The Victorian Socialists applied to register as a political party on Thursday, having secured the necessary 500 members.
The party is headed by Stephen Jolly, a prominent Yarra City councillor who has previously run against Labor MP Richard Wynne in the lower house seat of Richmond.
He won 8.5 per cent of the vote at the last election.
The Victorian Socialists are an alliance of left-wing political groups that hopes to tap into the same anti-establishment mood behind Bernie Sanders’ and Jeremy Corbyn’s recent competitive campaigns in the US and the UK.
“We’re testing the ground,” Mr Jolly said. “Socialist ideas don’t scare the kids these days; it’s not Stalin and Siberia.”
The party's policies include the reversal of public transport privatisation, free public transport, a massive expansion of public housing and an end to internal police investigations of alleged police brutality.
Mr Jolly said the party believed it had a realistic chance of securing one of the five upper house seats in the Northern Metropolitan region, which takes in left-leaning electorates such as Melbourne, Northcote, Brunswick and Richmond.
“The northern suburbs are the heartland of the progressive left; it’s where the Greens vote is strongest and it’s where Labor rose up in Melbourne,” he said.
But to secure fifth spot in the region, the Victorian Socialists would likely have to knock out Reason Party MP Fiona Patten, who has developed an impressive list of policy victories since entering politics in 2014.
Ms Patten, formerly of the Sex Party, campaigned for the legalisation of voluntary assisted dying, of ride-booking service Uber, and of a medically supervised heroin injecting room in Richmond, before the Andrews government adopted each of these policies as its own.
Mr Jolly said Ms Patten had a good track record, but had overestimated the strength of her personal vote.
“We believe Fiona Patten made a major political error changing the name of the party,” he said.
Ms Patten said she expected a lot of parties to be coming after her upper house spot at the next election.
“But it would be nice if Stephen went after a Liberal or a Shooters and Fishers MP instead of a progressive,” she said.
Electrical Trades Union Victorian secretary Troy Gray said the union had made the generous donation to reflect Mr Jolly’s level of support among working people.
“He’s been a tremendous advocate for working people and the disadvantaged for many years; his reputation in that area is second to none,” Mr Gray said.
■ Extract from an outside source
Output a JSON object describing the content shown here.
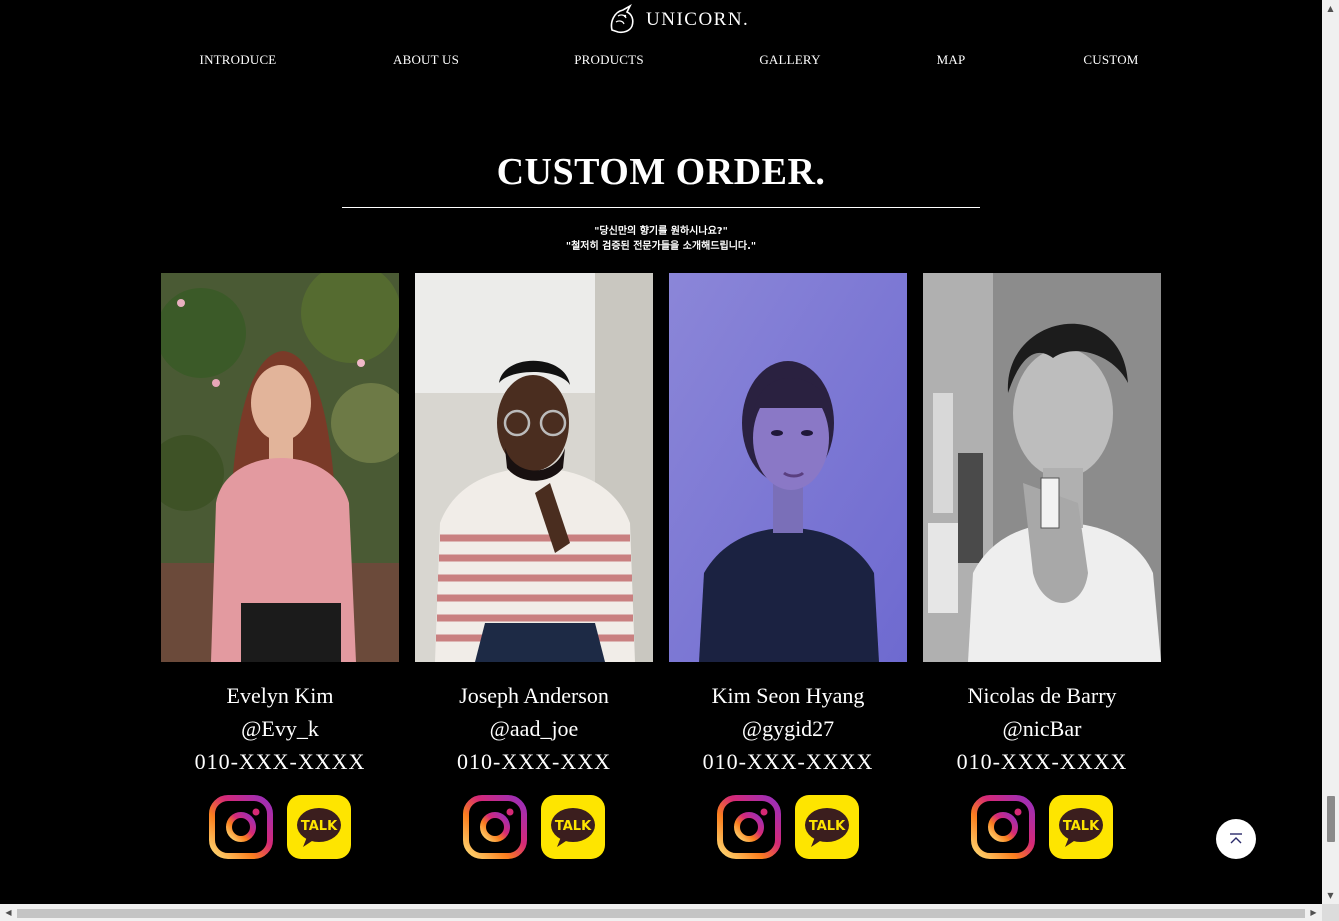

The ETU has previously donated $300,000 to Greens MP Adam Bandt’s campaign.
Health workers' union, the Victorian Allied Health Professionals Association, has also donated $3000 to the party, plus a similar amount to pay for the production of party T-shirts.
Secretary Craig McGregor said the union movement had lacked a genuine political wing since Labor introduced the Accord in 1983.
Also on the Victorian Socialists’ ticket is Moreland councillor Sue Bolton and lawyer Colleen Bolger.
The Northern Metropolitan region is represented by two Labor MPs, one Liberal, one Green and Ms Patten.
The Liberal Party is considering not running candidates in four state seats in the region where its primary vote has slipped below Labor and the Greens, in a move that could bleed Labor of Liberal voters’ preferences.